You’ll remember from a previous posting that, despite our best efforts, my wife and I had been forced to accept potirons (a winter squash) instead of pumpkins for carving. We had bought a large one for ourselves, and were somewhat surprised when we were given a Hungarian blue variety. In any case, I persevered, and wound up with this:
Last night we put Jack out on the front steps, with a candle burning inside, and turned on the exterior light so that young trick-or-treaters would know that we were open for business.
But just before dark fell, we visited with our English friends in their holiday home near our house, and saw how their children had been transforming the smaller potirons we had given them.

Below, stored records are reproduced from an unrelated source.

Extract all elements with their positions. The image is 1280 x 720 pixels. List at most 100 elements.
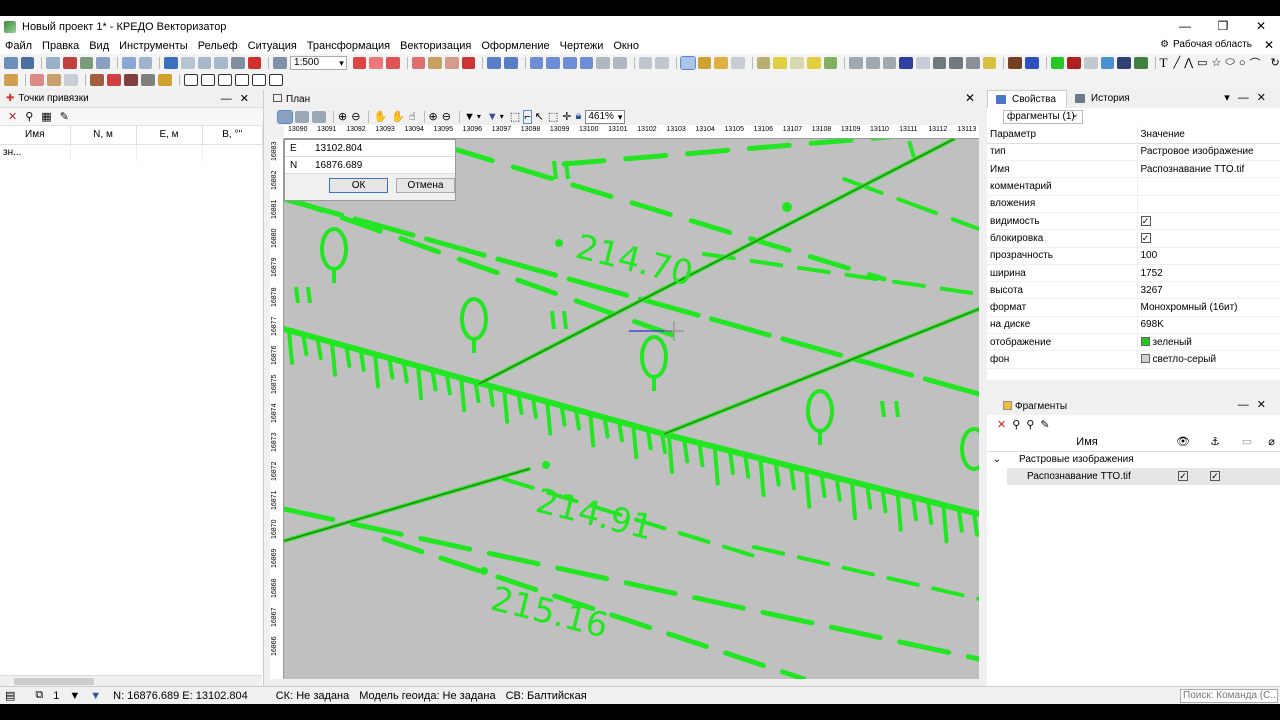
snap4-icon[interactable]	[731, 56, 745, 69]
arc-tool-icon[interactable]: ⌒	[1249, 55, 1260, 71]
move-points-icon[interactable]	[386, 56, 400, 69]
col-n[interactable]: N, м	[70, 126, 137, 145]
fill4-icon[interactable]	[806, 56, 821, 69]
property-checkbox[interactable]: ✓	[1140, 232, 1151, 243]
table2-icon[interactable]	[865, 56, 880, 69]
select4-icon[interactable]: ⬚	[548, 110, 558, 123]
pan-icon[interactable]	[277, 109, 293, 124]
table3-icon[interactable]	[882, 56, 897, 69]
lines-icon[interactable]	[487, 56, 502, 69]
drop2-icon[interactable]	[1117, 56, 1131, 69]
property-row[interactable]: формат Монохромный (16ит)	[987, 298, 1280, 317]
command-search-input[interactable]: Поиск: Команда (С...	[1180, 689, 1278, 703]
paste2-icon[interactable]	[214, 56, 229, 69]
layers-icon[interactable]	[79, 56, 94, 69]
measure2-icon[interactable]	[107, 73, 121, 86]
copy-icon[interactable]	[122, 56, 136, 69]
view2-icon[interactable]	[312, 110, 326, 123]
select2-icon[interactable]: ⌐	[523, 109, 532, 124]
plan-close-icon[interactable]: ✕	[965, 91, 975, 105]
panel-controls[interactable]: ▾—✕	[1224, 91, 1274, 104]
property-value[interactable]: ✓	[1137, 229, 1280, 248]
menu-view[interactable]: Вид	[84, 40, 114, 52]
hand-icon[interactable]: ✋	[373, 110, 387, 123]
filter-icon[interactable]: ▼	[64, 690, 85, 702]
bucket-icon[interactable]	[1024, 56, 1039, 69]
property-value[interactable]: светло-серый	[1137, 350, 1280, 369]
window-icon[interactable]	[529, 56, 544, 69]
row-name[interactable]: зн...	[0, 144, 71, 161]
filter2-icon[interactable]: ▼	[85, 690, 106, 702]
snap-icon[interactable]	[680, 55, 696, 70]
property-row[interactable]: ширина 1752	[987, 264, 1280, 283]
measure-icon[interactable]	[90, 73, 104, 86]
menu-transform[interactable]: Трансформация	[302, 40, 395, 52]
col-b[interactable]: B, °''	[202, 126, 263, 145]
visible-checkbox[interactable]: ✓	[1167, 468, 1199, 485]
snap3-icon[interactable]	[714, 56, 729, 69]
property-value[interactable]: Монохромный (16ит)	[1137, 298, 1280, 317]
cancel-button[interactable]: Отмена	[396, 178, 455, 193]
tab-properties[interactable]: Свойства	[987, 90, 1067, 108]
filter2-icon[interactable]: ▼	[487, 111, 498, 123]
selection-icon[interactable]: ⧉	[30, 689, 48, 702]
property-row[interactable]: фон светло-серый	[987, 350, 1280, 369]
lock-icon[interactable]: 🔒︎	[575, 110, 581, 123]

The cutting wasn’t easy, because those potiron shells are tough, but the kids had definitely made progress. Here is their son’s version, which he proudly made all by himself:
As for their daughter’s version, she did the design, while I helped out with the carving. And I think it turned out quite well. (In fact, she liked it so much that she carried it around with her while trick-or-treating, held up by a string handle.) Have a look:
As a final head shot, here’s what I looked like last night as I was handing out candies (individually wrapped chocolate bars, and individually wrapped chocolate-covered cookies) to the trick-or-treaters at our front door:
And now for the kids. The first lot showed up early, as the youngest usually do, just after 5:30 p.m. The bulk of the visits were done by 7:45, and things went quiet. Finally, four girls showed up at 9:45 or so, and were lucky that we had any candies left at all.
Total headcount: 23, which I think is pretty respectable in a small French village without a long Halloween tradition. But then as I often say, the fun never stops in Daglan.